Insider Trading At Molycorp (MCP) Shows There Is Value In Rare Earth Minerals

Page 2 of 2

Other major metal mining companies include BHP Billiton Limited (NYSE:BHP), Vale SA (NYSE:VALE), Freeport-McMoRan Copper & Gold Inc. (NYSE:FCX) and Southern Copper Corp (NYSE:SCCO). BHP is a diversified metals company that trades in the mid range of the industry. BHP also has expected growth that pales in comparison to Molycorp—expected to grow EPS at only 6% compounded annually.  Even so, BHP has been relatively flat year to date and is making efforts to better focus its business for growth, having recently sold off its diamond business.

Vale is much like BHP as a diversified metal mining giant. The Brazil-based mining company pays a much richer dividend than BHP at 6.2%, compared to BHP’s 3.2%. Vale also trades at the cheapest P/E of the five mining stocks listed at 7x earnings.

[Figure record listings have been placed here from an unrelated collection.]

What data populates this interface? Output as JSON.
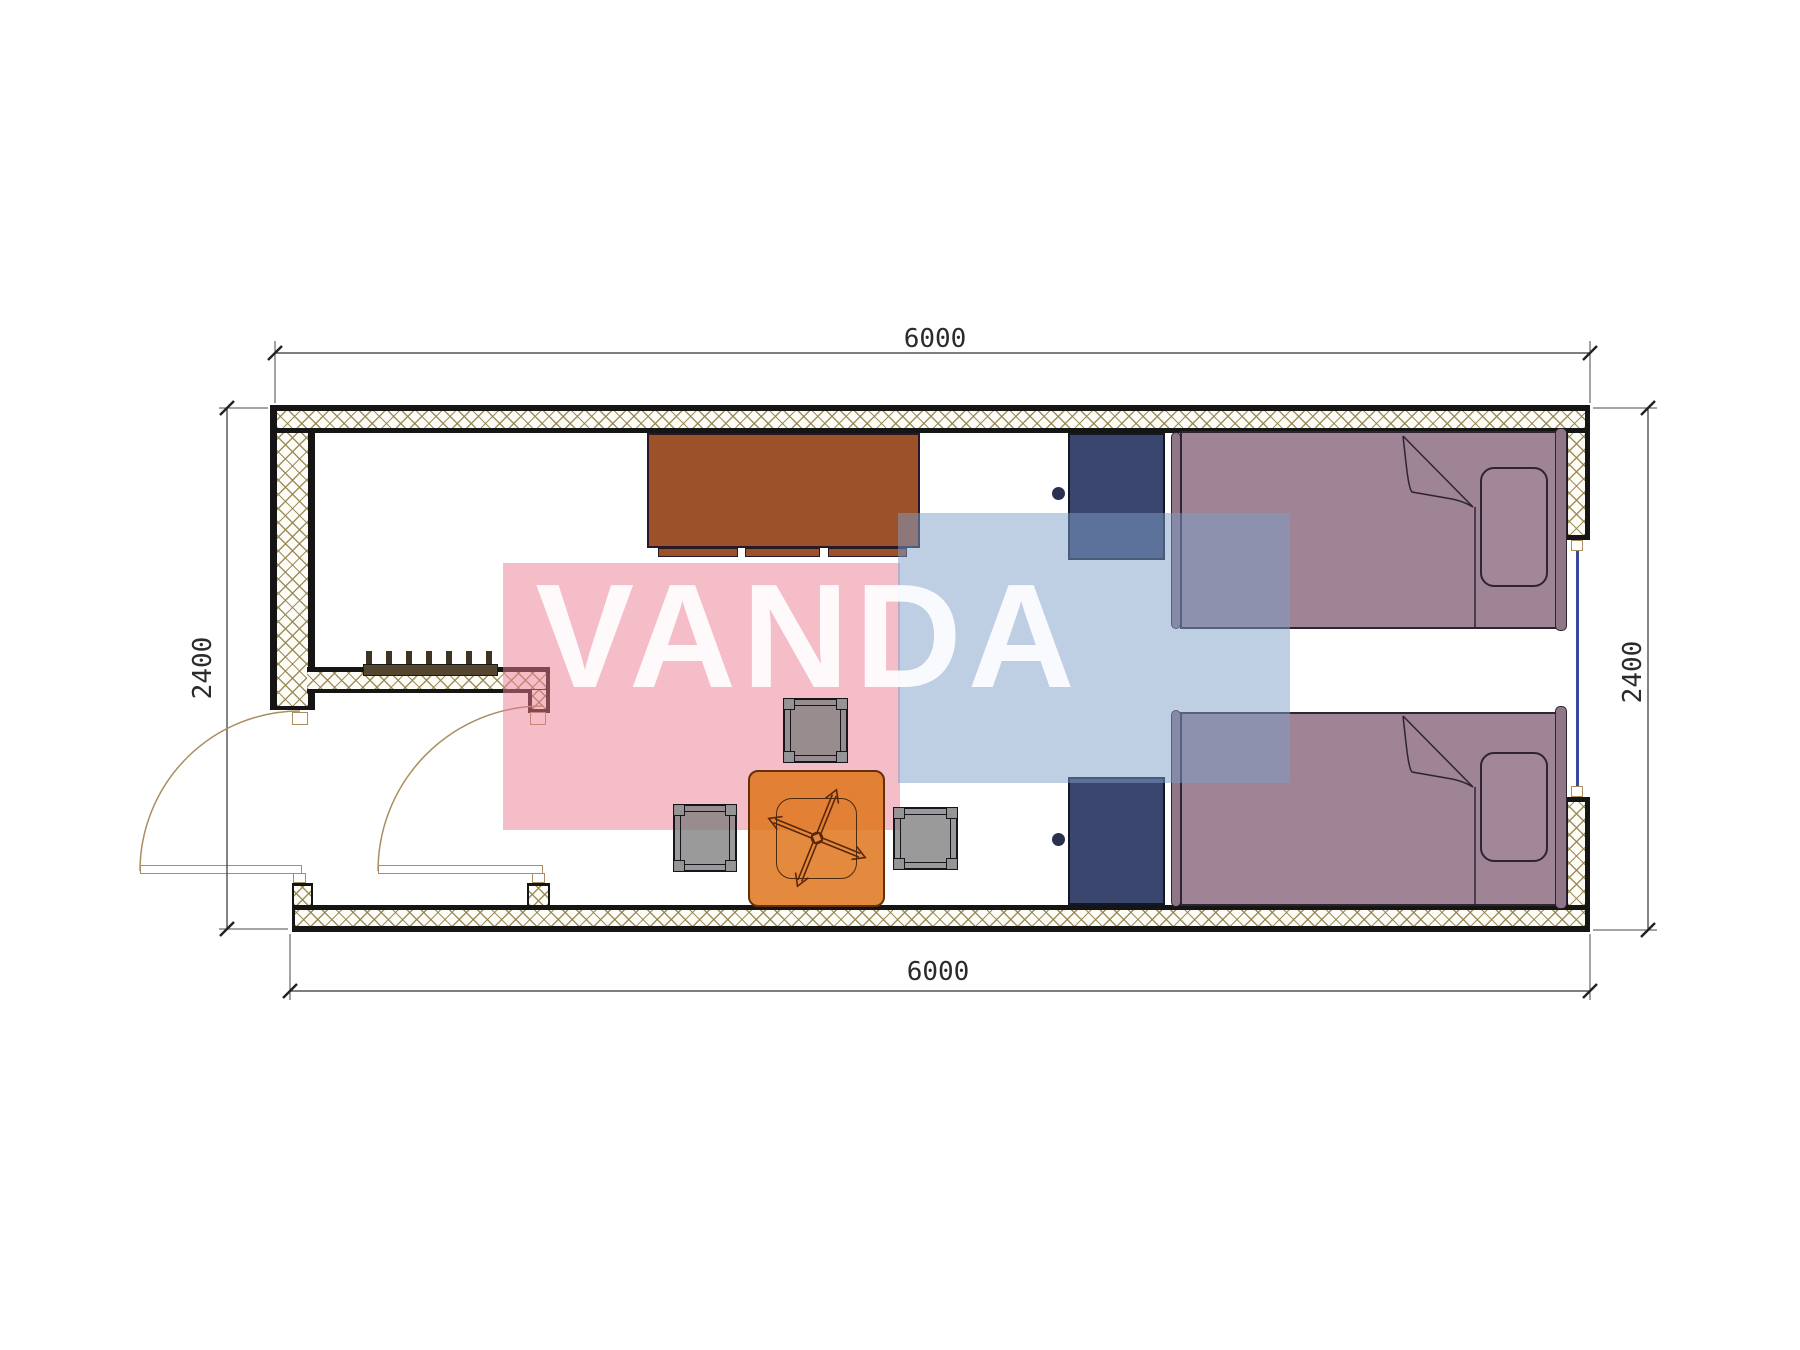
{
  "document": {
    "type": "floor-plan-drawing",
    "paper_color": "#ffffff"
  },
  "watermark": {
    "text": "VANDA",
    "pink_color": "#ec7c92",
    "blue_color": "#7d9ec7",
    "text_color": "#ffffff"
  },
  "dimensions": {
    "top": {
      "value": "6000"
    },
    "bottom": {
      "value": "6000"
    },
    "left": {
      "value": "2400"
    },
    "right": {
      "value": "2400"
    }
  },
  "plan": {
    "wall_line_color": "#151515",
    "wall_hatch_color": "#94844e",
    "window_glass_color": "#39499b",
    "door_arc_color": "#a98e5f",
    "furniture_colors": {
      "desk": "#9c5128",
      "wardrobe": "#3b466f",
      "bed": "#9e8495",
      "table": "#de761c",
      "stool": "#7d7d7d",
      "rack": "#54452f"
    },
    "furniture": [
      {
        "name": "desk"
      },
      {
        "name": "wardrobe-upper"
      },
      {
        "name": "wardrobe-lower"
      },
      {
        "name": "bed-upper"
      },
      {
        "name": "bed-lower"
      },
      {
        "name": "pillow-upper"
      },
      {
        "name": "pillow-lower"
      },
      {
        "name": "square-table"
      },
      {
        "name": "stool-top"
      },
      {
        "name": "stool-left"
      },
      {
        "name": "stool-right"
      },
      {
        "name": "shoe-rack"
      },
      {
        "name": "entry-door-left"
      },
      {
        "name": "entry-door-right"
      },
      {
        "name": "window-right"
      }
    ]
  }
}
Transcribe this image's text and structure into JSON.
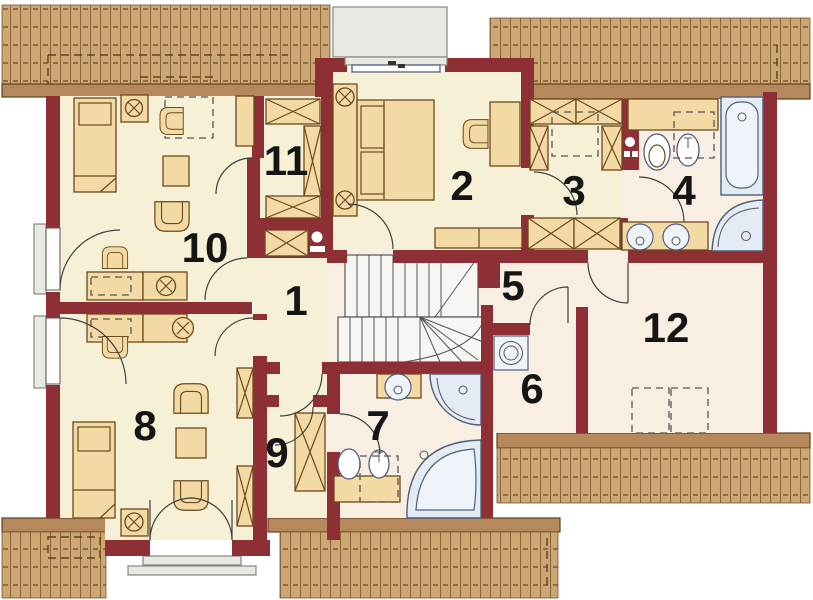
{
  "plan": {
    "width": 813,
    "height": 600
  },
  "rooms": {
    "r1": {
      "label": "1"
    },
    "r2": {
      "label": "2"
    },
    "r3": {
      "label": "3"
    },
    "r4": {
      "label": "4"
    },
    "r5": {
      "label": "5"
    },
    "r6": {
      "label": "6"
    },
    "r7": {
      "label": "7"
    },
    "r8": {
      "label": "8"
    },
    "r9": {
      "label": "9"
    },
    "r10": {
      "label": "10"
    },
    "r11": {
      "label": "11"
    },
    "r12": {
      "label": "12"
    }
  },
  "colors": {
    "wall": "#8e2f36",
    "floor-cream": "#f6f0d6",
    "floor-light": "#f8eee1",
    "furniture": "#f3d9a3",
    "furniture-stroke": "#6b4a1e",
    "roof-base": "#cfa672",
    "roof-line": "#6f5531",
    "eave": "#b6895c",
    "eave-stroke": "#5b431f",
    "fixture": "#e3ebf4",
    "fixture-light": "#eff4fa",
    "fixture-stroke": "#4f5f7d",
    "stair-fill": "#f7f6f2",
    "terrace": "#e9e9e4",
    "label": "#151515",
    "background": "#ffffff"
  }
}
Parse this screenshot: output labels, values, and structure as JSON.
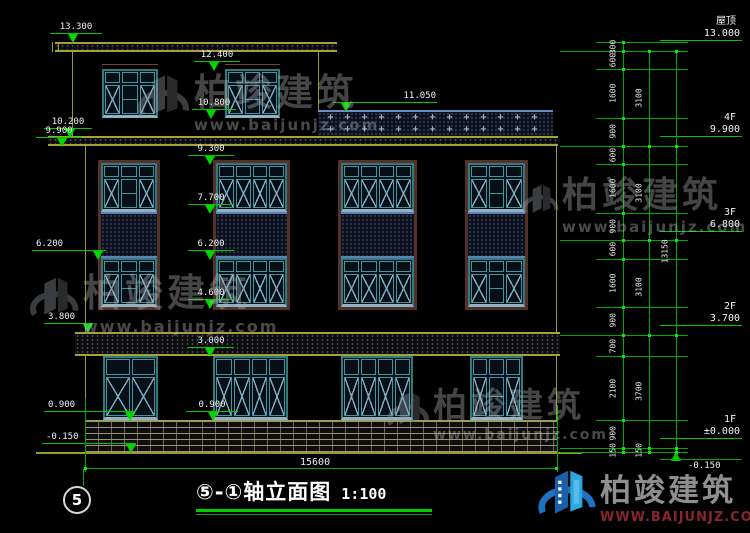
{
  "title": {
    "text": "⑤-①轴立面图",
    "scale": "1:100"
  },
  "axis_bubble": "5",
  "watermark": {
    "brand": "柏竣建筑",
    "url": "www.baijunjz.com",
    "url_caps": "WWW.BAIJUNJZ.COM"
  },
  "elev_markers": {
    "m13300": "13.300",
    "m12400": "12.400",
    "m11050": "11.050",
    "m10800": "10.800",
    "m10200": "10.200",
    "m9900l": "9.900",
    "m9300": "9.300",
    "m7700": "7.700",
    "m6200a": "6.200",
    "m6200b": "6.200",
    "m4600": "4.600",
    "m3800": "3.800",
    "m3000": "3.000",
    "m0900a": "0.900",
    "m0900b": "0.900",
    "mneg150": "-0.150",
    "mneg150r": "-0.150"
  },
  "floors": [
    {
      "name": "屋顶",
      "elev": "13.000"
    },
    {
      "name": "4F",
      "elev": "9.900"
    },
    {
      "name": "3F",
      "elev": "6.800"
    },
    {
      "name": "2F",
      "elev": "3.700"
    },
    {
      "name": "1F",
      "elev": "±0.000"
    }
  ],
  "dims": {
    "inner": [
      "300",
      "600",
      "1600",
      "900",
      "600",
      "1600",
      "900",
      "600",
      "1600",
      "900",
      "700",
      "2100",
      "900",
      "150"
    ],
    "floor": [
      "3100",
      "3100",
      "3100",
      "3700",
      "150"
    ],
    "total_height": "13150",
    "total_width": "15600"
  },
  "levels_mm": [
    13300,
    13000,
    12400,
    10800,
    9900,
    9300,
    7700,
    6800,
    6200,
    4600,
    3700,
    3000,
    900,
    0,
    -150
  ],
  "floor_levels_mm": [
    13000,
    9900,
    6800,
    3700,
    0,
    -150
  ],
  "railing": {
    "symbol": "+",
    "rows": 2,
    "count": 13
  },
  "building_summary": {
    "middle_window_strips": 4,
    "first_floor_windows": 4,
    "fourth_floor_windows": 2
  },
  "colors": {
    "dim_line": "#00c800",
    "wall_line": "#9a9a2e",
    "window_frame": "#2d7d7d",
    "brand_blue": "#2aa7df",
    "brand_navy": "#1a5fa8",
    "url_red": "#8a2430"
  }
}
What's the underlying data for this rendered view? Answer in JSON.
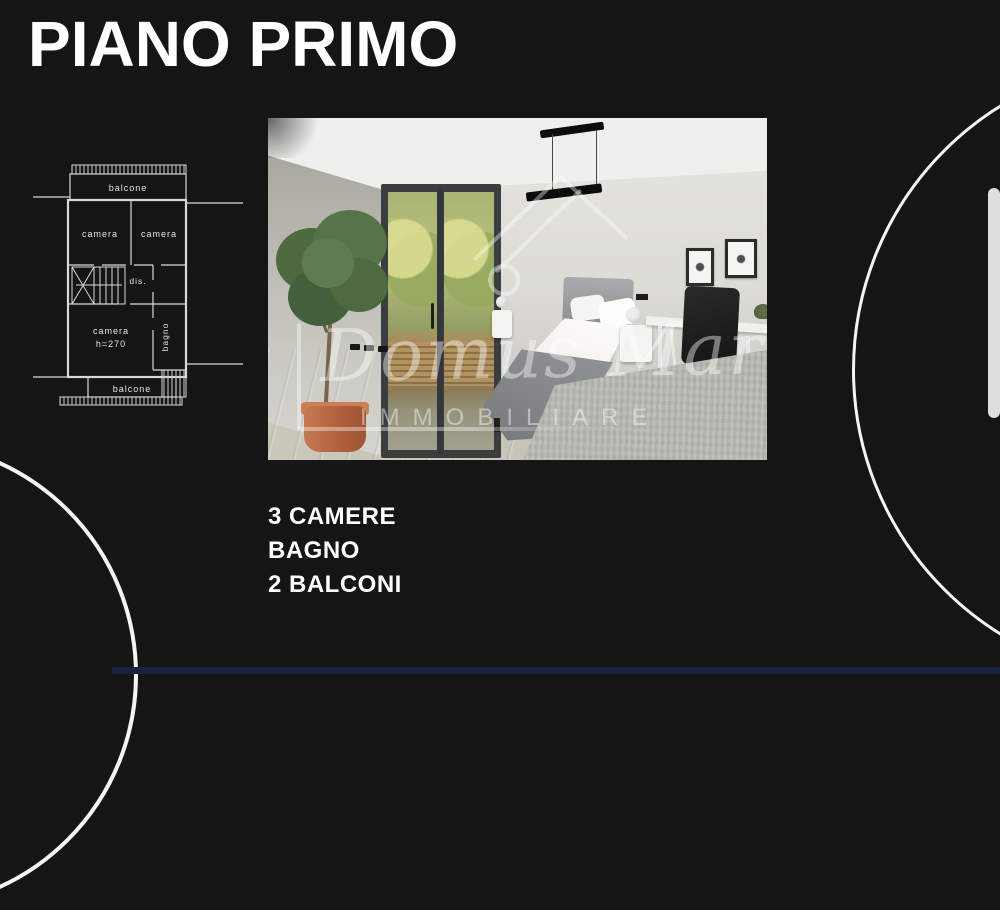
{
  "colors": {
    "background": "#151515",
    "text": "#ffffff"
  },
  "header": {
    "title": "PIANO PRIMO"
  },
  "floorplan": {
    "labels": {
      "balcone_top": "balcone",
      "camera_top_left": "camera",
      "camera_top_right": "camera",
      "dis": "dis.",
      "camera_main_line1": "camera",
      "camera_main_line2": "h=270",
      "bagno": "bagno",
      "balcone_bottom": "balcone"
    }
  },
  "photo": {
    "watermark_name": "Domus Mare'",
    "watermark_subtitle": "IMMOBILIARE"
  },
  "features": {
    "lines": [
      "3 CAMERE",
      "BAGNO",
      "2 BALCONI"
    ]
  }
}
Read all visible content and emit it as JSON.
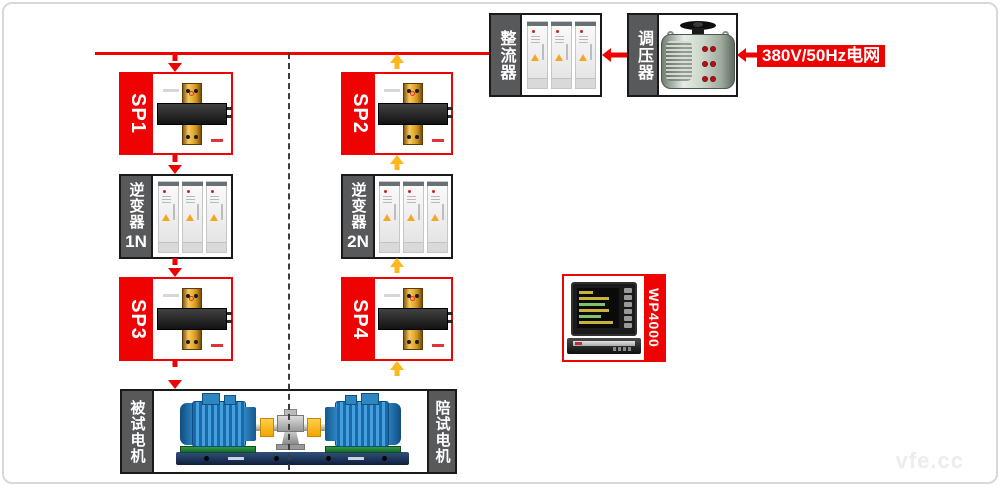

One big concern for Vale investors though, is the slowing Brazilian economy, which will pressure the company’s bottom line; the miner is expected to see an earnings decline of 20% each year over the next half-decade. Nonetheless, Ken Fisher – billionaire investor and founder of Fisher Asset Management – has been a big fan of Vale and increased his stake over 200% during 3Q (check out Fisher’s new picks).

Freeport is the copper and gold company that trades at 13x trailing earnings, below notable copper competitor Southern Copper at 16x. Driving the future growth of these two companies will be the expected copper shortage on the back of expectations that China doubles its copper consumption over the next few years.

Both Freeport and Southern Copper appear to be solid value and growth plays. Freeport also operates gold mines, which should further boost the miner as gold prices appreciate on the back of global uncertainty and commitments to low rates in the U.S. through 2014. Southern Cooper trades at only a 14x forward P/E—below its 16x trailing P/E—and pays out a dividend yield around 6% (excluding its recent special dividend). Freeport pays a lower dividend yield at only 3.2%, but the copper-gold miner trades at only 8x forward earnings.

We believe that Molycorp is an interesting speculation play that could see an interim boost in share price as rare earth mineral demand increases and prices rise. The catalyst will be a combo of strong earnings growth and potential short coverings.